My current approach is iterative. In each iteration, I build a list of the largest rectangles that could be formed from each of the grid's plottable cells by extending in all 4 directions from the cell. After sorting the list largest first, I begin with the largest rectangle found, mark its underlying cells as "plotted", and record the rectangle in a list. Before plotting each rectangle, its underlying cells are checked to ensure they are not yet plotted (overlapping a previous plot). We then start again, finding the largest remaining rectangles that can be formed and plotting them until all cells have been plotted as part of some rectangle.

I consider this approach slightly more optimized than a dumb brute-force search, but I am wasting a lot of cycles (re)calculating cells' largest rectangles and checking underlying cells' states.

Currently, this rectangle-discovery routine takes the lion's share of the total runtime of the tool, especially for large blueprints. I have sacrificed some accuracy for the sake of speed by only considering rectangles from cells which appear to form a rectangle's corner (determined using some neighboring-cell heuristics which aren't always correct). As a result of this 'optimization', my current code doesn't actually generate the above solution correctly, but it's close enough.

More broadly, I consider the goal of largest-rectangles-first to be a "good enough" approach for this application. However I observe that if the goal is instead to find the minimum set (fewest number) of rectangles to completely cover multiple areas, the solution would look like this instead:

. 3 . 5 6 8
1 3 4 5 6 8
. 3 4 5 . 8
2 3 4 5 7 8
. 3 . 5 7 8

This second goal actually represents a more optimal solution to the problem, as fewer rectangles usually means fewer commands sent to Dwarf Fortress. However, this approach strikes me as closer to NP-Hard, based on my limited math knowledge.

Watch the video if you'd like to better understand the overall strategy; I have not addressed other aspects of Quickfort's process, such as finding the shortest cursor-path that plots all rectangles. Possibly there is a solution to this problem that coherently combines these multiple strategies.

Help of any form would be appreciated.


Solution 1:

I found the paper Fast Algorithms To Partition Simple Rectilinear Polygons from San-Yuan Wu and Sartaj Sahni, which could be of interest to you. In your example the region with character 'd' forms a rectilinear polygon, also the regions with 'c' and '.'. This paper includes algorithms for hole-free simple rectilinear polygons.

If a polygon includes holes, there are algorithms running with O(n^3/2 log n) time, as JM Keil in the paper Polygon Decomposition on page 11 states.

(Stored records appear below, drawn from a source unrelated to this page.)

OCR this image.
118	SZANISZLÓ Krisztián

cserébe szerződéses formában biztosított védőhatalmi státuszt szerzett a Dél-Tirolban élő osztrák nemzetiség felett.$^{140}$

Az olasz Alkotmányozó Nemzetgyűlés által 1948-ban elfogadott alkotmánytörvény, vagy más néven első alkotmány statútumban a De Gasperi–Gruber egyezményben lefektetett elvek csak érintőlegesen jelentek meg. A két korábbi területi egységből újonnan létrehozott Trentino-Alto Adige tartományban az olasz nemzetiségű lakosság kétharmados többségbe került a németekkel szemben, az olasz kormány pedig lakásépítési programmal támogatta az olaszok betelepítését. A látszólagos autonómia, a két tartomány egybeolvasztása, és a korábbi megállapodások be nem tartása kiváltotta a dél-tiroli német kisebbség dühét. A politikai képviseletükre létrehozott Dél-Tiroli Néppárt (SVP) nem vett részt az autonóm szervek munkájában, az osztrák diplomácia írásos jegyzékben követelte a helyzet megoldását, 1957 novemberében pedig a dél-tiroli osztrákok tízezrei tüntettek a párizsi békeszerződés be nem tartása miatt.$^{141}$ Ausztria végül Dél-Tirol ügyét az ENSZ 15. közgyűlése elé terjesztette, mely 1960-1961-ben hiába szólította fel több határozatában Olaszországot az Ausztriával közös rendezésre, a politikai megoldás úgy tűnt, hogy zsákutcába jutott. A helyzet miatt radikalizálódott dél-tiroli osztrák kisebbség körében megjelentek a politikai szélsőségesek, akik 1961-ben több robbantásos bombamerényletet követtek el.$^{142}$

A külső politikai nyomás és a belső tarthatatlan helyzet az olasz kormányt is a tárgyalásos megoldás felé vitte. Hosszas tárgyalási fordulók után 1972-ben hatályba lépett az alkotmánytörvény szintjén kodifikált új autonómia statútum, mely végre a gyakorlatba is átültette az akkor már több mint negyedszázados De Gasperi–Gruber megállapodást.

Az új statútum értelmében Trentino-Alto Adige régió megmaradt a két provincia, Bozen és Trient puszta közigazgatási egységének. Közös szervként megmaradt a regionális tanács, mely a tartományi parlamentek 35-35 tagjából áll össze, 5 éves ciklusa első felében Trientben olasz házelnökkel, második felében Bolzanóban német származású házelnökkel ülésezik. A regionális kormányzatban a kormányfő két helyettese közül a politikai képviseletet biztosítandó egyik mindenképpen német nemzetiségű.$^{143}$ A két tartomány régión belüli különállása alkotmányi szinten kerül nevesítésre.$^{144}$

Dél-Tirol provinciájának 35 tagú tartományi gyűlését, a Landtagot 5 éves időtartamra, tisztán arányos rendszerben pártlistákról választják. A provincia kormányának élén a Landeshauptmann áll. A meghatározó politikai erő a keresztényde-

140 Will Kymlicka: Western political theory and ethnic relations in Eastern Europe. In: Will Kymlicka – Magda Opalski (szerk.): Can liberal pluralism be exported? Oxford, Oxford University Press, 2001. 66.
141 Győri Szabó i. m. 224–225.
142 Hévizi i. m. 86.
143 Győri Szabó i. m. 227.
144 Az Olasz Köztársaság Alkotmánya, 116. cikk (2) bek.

If minimizing the total length of the line segments introduced in the partitioning process is the other optimization criterion, the problem becomes NP-complete if the polygon contains holes (page 12). For these problems approximation algorithms exist (the paper refers to papers with such algorithms). If the polygon doesn't contain holes there is an O(n^4) time algorithm.

Solution 2:

This is not really an answer but using a naive search you can get

. 1 . 2 3 3
4 1 5 2 3 3
. 1 5 2 . 6
7 1 5 2 8 6
. 1 . 2 8 6

Basically you start from the top left corner and use it as the top left corner of your next rectangle, then you check how far you can extend it to the right and down, then find the topmost and leftmost cell of the remaining bits and so on.

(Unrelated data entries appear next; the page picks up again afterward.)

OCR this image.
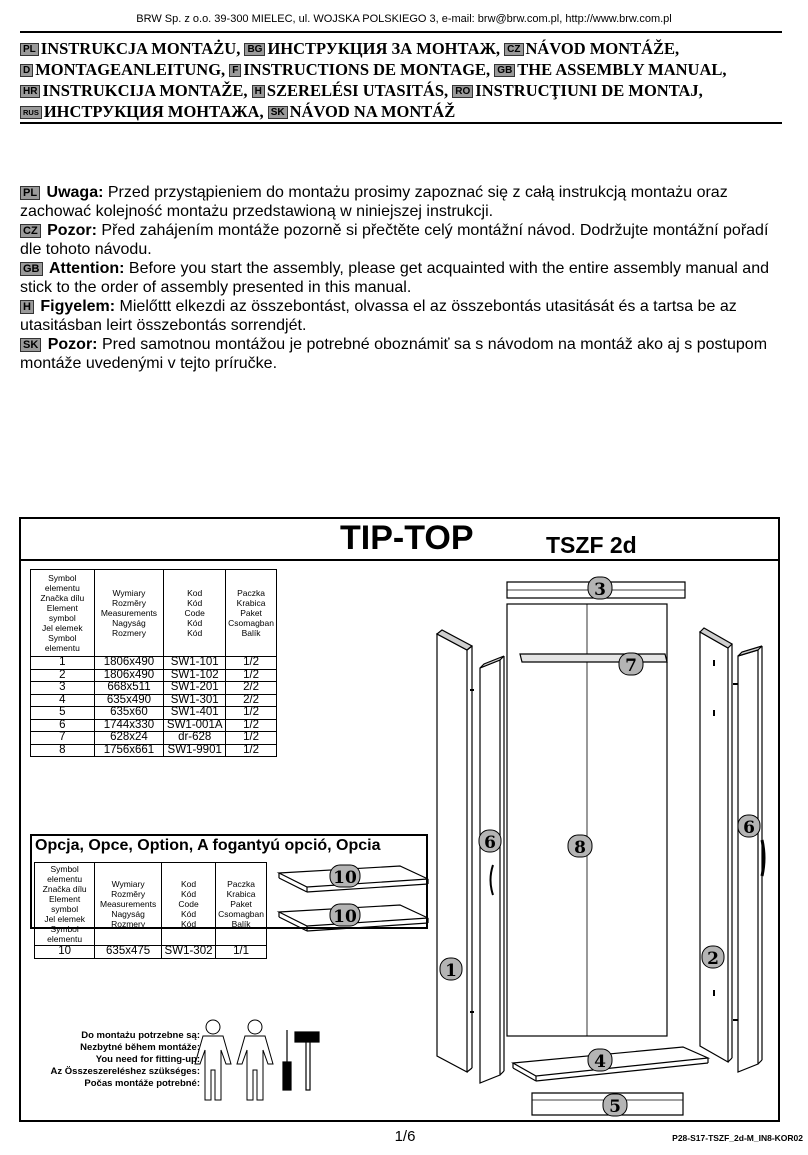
BRW Sp. z o.o. 39-300 MIELEC, ul. WOJSKA POLSKIEGO 3, e-mail: brw@brw.com.pl, http://www.brw.com.pl
PL INSTRUKCJA MONTAŻU, BG ИНСТРУКЦИЯ ЗА МОНТАЖ, CZ NÁVOD MONTÁŽE,
D MONTAGEANLEITUNG, F INSTRUCTIONS DE MONTAGE, GB THE ASSEMBLY MANUAL,
HR INSTRUKCIJA MONTAŽE, H SZERELÉSI UTASITÁS, RO INSTRUCŢIUNI DE MONTAJ,
RUS ИНСТРУКЦИЯ МОНТАЖА, SK NÁVOD NA MONTÁŽ
PL Uwaga: Przed przystąpieniem do montażu prosimy zapoznać się z całą instrukcją montażu oraz zachować kolejność montażu przedstawioną w niniejszej instrukcji.
CZ Pozor: Před zahájením montáže pozorně si přečtěte celý montážní návod. Dodržujte montážní pořadí dle tohoto návodu.
GB Attention: Before you start the assembly, please get acquainted with the entire assembly manual and stick to the order of assembly presented in this manual.
H Figyelem: Mielőttt elkezdi az összebontást, olvassa el az összebontás utasitását és a tartsa be az utasitásban leirt összebontás sorrendjét.
SK Pozor: Pred samotnou montážou je potrebné oboznámiť sa s návodom na montáž ako aj s postupom montáže uvedenými v tejto príručke.
TIP-TOP	TSZF 2d
Symbol elementu
Značka dílu
Element symbol
Jel elemek
Symbol elementu	Wymiary
Rozměry
Measurements
Nagyság
Rozmery	Kod
Kód
Code
Kód
Kód	Paczka
Krabica
Paket
Csomagban
Balík
1	1806x490	SW1-101	1/2
2	1806x490	SW1-102	1/2
3	668x511	SW1-201	2/2
4	635x490	SW1-301	2/2
5	635x60	SW1-401	1/2
6	1744x330	SW1-001A	1/2
7	628x24	dr-628	1/2
8	1756x661	SW1-9901	1/2
Opcja, Opce, Option, A fogantyú opció, Opcia
Symbol elementu
Značka dílu
Element symbol
Jel elemek
Symbol elementu	Wymiary
Rozměry
Measurements
Nagyság
Rozmery	Kod
Kód
Code
Kód
Kód	Paczka
Krabica
Paket
Csomagban
Balík
10	635x475	SW1-302	1/1
Do montażu potrzebne są:
Nezbytné během montáže:
You need for fitting-up:
Az Összeszereléshez szükséges:
Počas montáže potrebné:
3
7
6	8
6
10
10
1
2
4
5
1/6	P28-S17-TSZF_2d-M_IN8-KOR02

This is probably very ineffective in some cases but it's quick as you don't have to recalculate anything..

Solution 3:

In my view, all solutions that find a set of rectangles that cover the original area is a correct one. Finding a smaller set of rectangles is better because it compresses/performs better.

So I would not advise trying to find the optimal solution. (I would guess it is NP-hard as well).

For a faster running solution, you could tile the matrix into groups of 4 cells initially, and try to merge them if they are the same. After that, you can merge groups of 4 groups, if they are the same. And do so recursively if you are done.

This won't find the optimal solution but will be very fast. If your matrixes are large, with large contiguous areas, the difference with the optimal won't be that great.